Redwald, the most that can be said for your position is that at certain points, where conservatives were marginal, the threat of left-radical violence either pushed liberals farther left or gave them an excuse to move farther left than public wanted (it also helped fuel the comeback of populist conservatism.) Conservatives rightly condemned this threat of anticontitutional violence and (if seriously made) do say again if the threats come from their own side. On a more utilitarian level, all scaring such threats do in today's political context is maybe scare some peruadables to vote Democratic and leave those making the threats muttering to themselves on the margins of politics. It is telling that Angle, when pressed, wasn't willing to defend the proposition that political violence or the threat of political violence was a legitimate response to the democratic and constitutional reelections of her political opponents (as opposed to the imposition of a tyrannical state rather than making some movements toward social democracy.)

Thought about it. In the context of today's political debates, no. It is both wrong and politically self-destructive - though maybe such fantasies have their place as therapy.
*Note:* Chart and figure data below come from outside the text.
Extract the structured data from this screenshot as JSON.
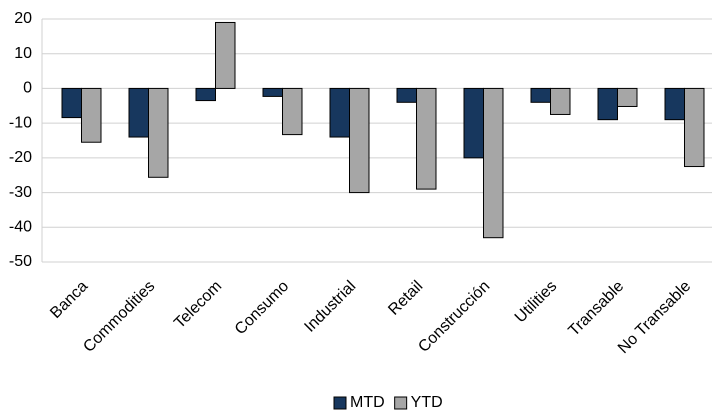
{
  "chart_data": {
    "type": "bar",
    "categories": [
      "Banca",
      "Commodities",
      "Telecom",
      "Consumo",
      "Industrial",
      "Retail",
      "Construcción",
      "Utilities",
      "Transable",
      "No Transable"
    ],
    "series": [
      {
        "name": "MTD",
        "color": "#17375e",
        "values": [
          -8.4,
          -14,
          -3.5,
          -2.3,
          -14,
          -4,
          -20,
          -4,
          -9,
          -9
        ]
      },
      {
        "name": "YTD",
        "color": "#a6a6a6",
        "values": [
          -15.5,
          -25.6,
          19,
          -13.3,
          -30,
          -29,
          -43,
          -7.5,
          -5.2,
          -22.5
        ]
      }
    ],
    "ylim": [
      -50,
      20
    ],
    "yticks": [
      -50,
      -40,
      -30,
      -20,
      -10,
      0,
      10,
      20
    ],
    "grid": true,
    "legend": "bottom"
  }
}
I am not advocating "threats." When the time comes, I am advocating revolt, period. Just as Reagan believed the best guarantor of peace was preparation for war, so I believe that the best guarantor of our rights/property is willingness to fight. You can't hide behind the Constitution or its legitimate process when only one side of the conflict respects the Constitution. What are you thinking?

I do hear what you are saying, but I disagree that we should "turn on our own" in some politically-correct way to assure people that we are not violent people. The NRA folk are our folk, and there is room "under the tent." If not, time to find a new party that CAN represent the real spirit of American freedom. The country was not started by sheepish, disarmed serfs, and it won't be maintained by such people.

Redwald, I'm thinking that candidate shouldnot issue veiled threats of violence i fthey should lose forthcoming elections. Thats just me. I also think that a) Angle's comment should not be conflated with the NRA or anybody else and b) conservatives should stand up against threats of violence against the nomal and constitutional processes of American government whether they come from the left right or center - if they are serious. Angle's case is tougher because I don't think she meant it, but it is als a verbal tic that should be discouraged in candidates - not least because it sounds hysterical, childish, and crazy to people who don't know not to take it seriously, as well as the reasons Carl gave.